GREST PERFORMANCES (CONT.)
New Jersey club fighter Chuck Wepner briefly achieved celebrity status, twice: when he was plucked from obscurity to fight Muhammad Ali, and when that fight was used as the inspiration for Rocky. So this story of “the real Rocky” dodges familiarity by making familiarity part of the text, which is sort of genius. It also has the good sense not to take itself too seriously; Jim Gaffigan and Jason Jones turn up in supporting roles, and one of the four screenwriters is Jerry Stahl. One of the others is star Liev Schreiber, who’s flat out excellent at not only conveying Wepner’s neighborhood-guy charm, but at delivering his wry narration, which borders on Kiss Kiss Bang Bang levels of self-awareness. It’s less successful when it gets more serious, but when Chuck finally drops the bravado and talks straight, it has power; he hits a point when charm and semi-celebrity aren’t good enough, and that’s a real redemption arc.

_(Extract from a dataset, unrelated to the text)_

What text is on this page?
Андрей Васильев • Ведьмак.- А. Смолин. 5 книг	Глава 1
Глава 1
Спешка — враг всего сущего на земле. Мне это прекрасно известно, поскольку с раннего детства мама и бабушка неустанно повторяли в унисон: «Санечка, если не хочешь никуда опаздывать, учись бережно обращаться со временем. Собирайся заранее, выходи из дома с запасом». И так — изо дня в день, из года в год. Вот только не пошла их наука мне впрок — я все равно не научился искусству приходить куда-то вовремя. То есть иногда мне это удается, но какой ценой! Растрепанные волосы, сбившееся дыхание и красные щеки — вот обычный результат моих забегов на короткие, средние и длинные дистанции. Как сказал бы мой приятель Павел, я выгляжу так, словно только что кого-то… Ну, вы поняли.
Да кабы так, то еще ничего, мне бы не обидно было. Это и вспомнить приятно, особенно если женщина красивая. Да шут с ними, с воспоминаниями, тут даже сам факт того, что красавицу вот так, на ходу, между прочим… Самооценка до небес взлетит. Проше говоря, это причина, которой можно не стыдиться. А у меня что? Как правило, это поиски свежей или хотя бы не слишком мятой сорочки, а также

Abundant Acreage Available
Angus McLachlan’s low-key character study is a bit of a throwback, reminiscent of those ‘80s save-the-farm movies, but “old-fashioned” isn’t exactly an insult here; this is a modest story, but one rooted in big emotions. (It’s also kind of a hoot that it sports an executive producer credit for Martin Scorsese – it’s hard to image a story further removed from his wheelhouse.) Amy Ryan and Terry Kinney, two of the finest character actors on the planet, turn in grounded and heartbreaking performances as brother and sister farmers, still mourning the recent loss of their father when three older men show up to lay a claim to their land. McLachlan’s absorbing script knows the sound of rural chit-chat and formality, the tensions and assurances of these interactions, the things they’re all dying to say but are just too polite to manage. Some of the plot turns stumble, but the mood is rich and the performances are excellent – particularly Ryan, who sounds notes that are quietly dazzling in their complexity.